After making headlines for store closures last week, discount retailer Wal-Mart (NYSE:WMT) is now in the news for an anticipated wage hike to its employees in U.S. stores. About 1.2 million employees of the chain will benefit from this increase in wages, across both their Wal-Mart as well as Sam’s Club branded stores. The company had earlier made announcements of their intention to increase the minimum wage paid at store locations around the country to USD 10 per hour, effective February this year.
According to data from the Bureau of Labor Statistics, the national average in the retail sector is about USD 14.95 (as of December). This is a higher number than before, brought on in large part, due to hikes in starting wages introduced by major players - McDonald’s and Starbucks.
Wage increases on the anvil
In a bid to stay competitive in an industry faced with a paucity of labor, Wal-Mart has decided to offer increases to the wages their workers at stores around the United States receive. The move is designed to help them manage the employee turnover that has become a hallmark of the retail sector. By doing this, they hope to cut their expenses on constantly having to hire and train new workers. At present, the company loses a staggering total of about half a million workers across stores, a year.

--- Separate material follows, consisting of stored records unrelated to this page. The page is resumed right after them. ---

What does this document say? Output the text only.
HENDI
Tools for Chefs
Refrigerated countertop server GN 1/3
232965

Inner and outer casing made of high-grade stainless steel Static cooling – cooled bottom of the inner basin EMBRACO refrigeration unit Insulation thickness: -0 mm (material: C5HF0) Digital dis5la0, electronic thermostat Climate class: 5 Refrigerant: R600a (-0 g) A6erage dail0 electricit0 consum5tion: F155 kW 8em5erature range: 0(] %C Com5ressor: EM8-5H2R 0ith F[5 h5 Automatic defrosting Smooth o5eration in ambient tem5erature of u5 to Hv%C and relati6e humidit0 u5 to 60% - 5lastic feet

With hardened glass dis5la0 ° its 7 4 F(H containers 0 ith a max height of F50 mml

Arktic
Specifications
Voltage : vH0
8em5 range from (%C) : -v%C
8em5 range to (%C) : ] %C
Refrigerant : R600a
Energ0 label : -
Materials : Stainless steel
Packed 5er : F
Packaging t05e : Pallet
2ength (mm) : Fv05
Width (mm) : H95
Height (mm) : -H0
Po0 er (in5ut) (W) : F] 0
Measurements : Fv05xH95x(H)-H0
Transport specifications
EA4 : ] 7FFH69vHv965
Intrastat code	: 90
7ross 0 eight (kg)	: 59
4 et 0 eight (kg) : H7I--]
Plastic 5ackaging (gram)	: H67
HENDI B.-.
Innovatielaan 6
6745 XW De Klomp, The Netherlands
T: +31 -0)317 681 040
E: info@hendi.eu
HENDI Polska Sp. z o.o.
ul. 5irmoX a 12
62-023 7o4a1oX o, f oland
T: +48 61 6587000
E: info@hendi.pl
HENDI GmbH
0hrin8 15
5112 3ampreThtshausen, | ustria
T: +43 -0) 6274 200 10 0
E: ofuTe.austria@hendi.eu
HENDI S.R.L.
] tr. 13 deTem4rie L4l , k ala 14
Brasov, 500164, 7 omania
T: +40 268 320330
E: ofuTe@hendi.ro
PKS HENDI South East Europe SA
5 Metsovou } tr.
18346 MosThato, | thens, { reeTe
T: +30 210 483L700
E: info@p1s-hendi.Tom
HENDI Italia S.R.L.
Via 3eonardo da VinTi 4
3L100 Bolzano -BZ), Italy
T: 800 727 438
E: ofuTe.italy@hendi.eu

Hikes not to be restricted to minimum wage earners
What may come as a surprise to some, is that this time around, the increase in wages will not benefit just the minimum wage earner. Instead, the retail giant has decided to also offer a hike to all hourly wage earners, something that will see the average full-time employee of the company taking home USD 13.38 for every hour of work they put in. Part-time workers can expect to earn, on an average, about USD 10.58 per hour.
On Wednesday however, Wal-Mart said that those on hourly wages would see a minimum of a 2 percent increase in their earnings, starting Dec 31. This move to make changes for everyone was prompted by long-standing murmurs by those older in the system who have felt, for a while now, that they are a disadvantage because new hires start with better wages when they join.
Investing in other areas too
These modifications come as part of a larger effort by Wal-Mart to invest in training as well as benefits, besides wages. An outlay of USD 2.7 billion has been made towards this two-step plan.